Now, see how fate favors Lord Merritt (sorry fellow Harry Potter fans, couldn’t resist modifying that quote).  Not only does the computer have 1 gig of the best memory out there (Crucial), but it also is a 2.4ghz P4 (I’m using a 1.4 Celeron at the moment).  It also has a DVDRW/CDRW drive (which I’ve wanted for a while since I started getting too much music).  But, that’s not the best thing, and I think you know what’s coming.  It also has Firewire ports!  One 6 pin in the back, and a 4 pin in front.  That’s absolutely fantastic!  Interestingly, it also has an optical output, meaning I could hook this thing up to my living room’s receiver.

The only thing I’m a little worried about is that the guy says he has had to bring it in for repair 3 times this year.  And the fact that this last time (why it was in to us) was because of a failed Hard Drive.  But, my dad says he’ll put in a 160 or 250gb drive in it if I want it.  (Damnit, writing this makes me want it even more).
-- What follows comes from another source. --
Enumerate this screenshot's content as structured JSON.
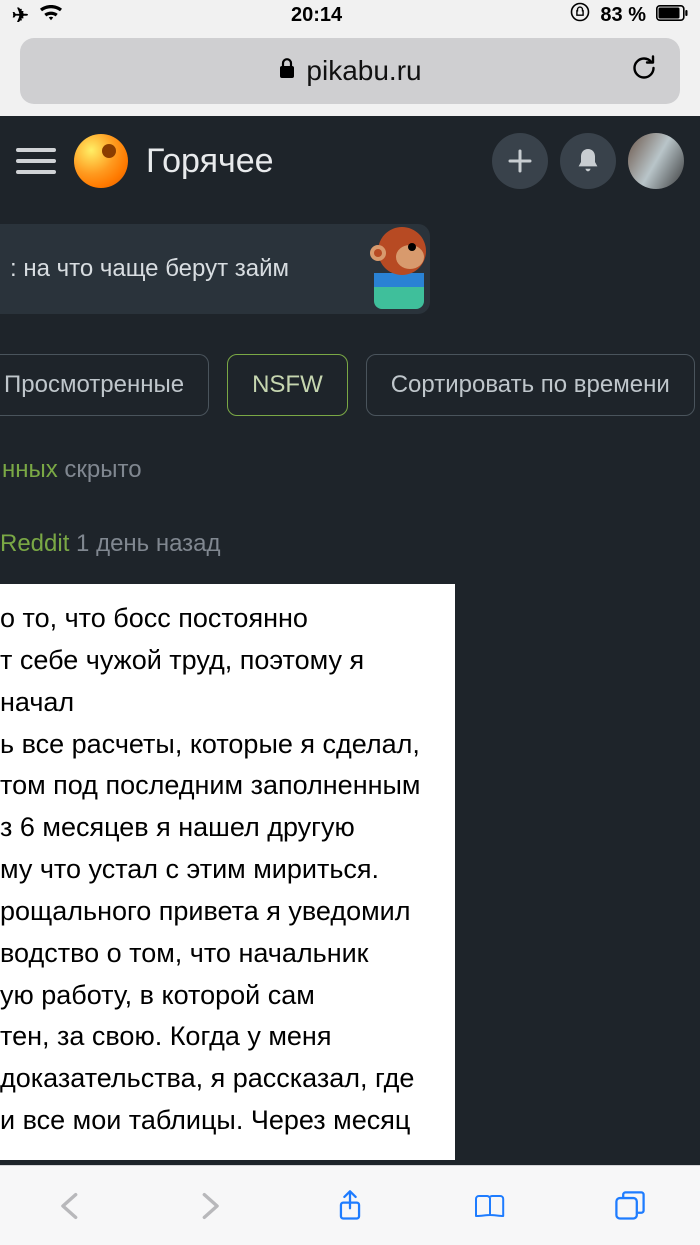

I already sort of have a monitor in the way of my 15-inch flatscreen TV.  So it’d perhaps be a bit of an unusual monitor, but it’d work.  No, it wouldn’t be a laptop, but who cares?  I’ve never actually brought my laptop to classes or anywhere else on campus, so an actual desktop would work fine for me.

Yea, think I’m going with this desktop.  I’ll need to get a 4 pin to a 4pin firewire cable now, but they’re cheap enough.  Thanks broken repair computers!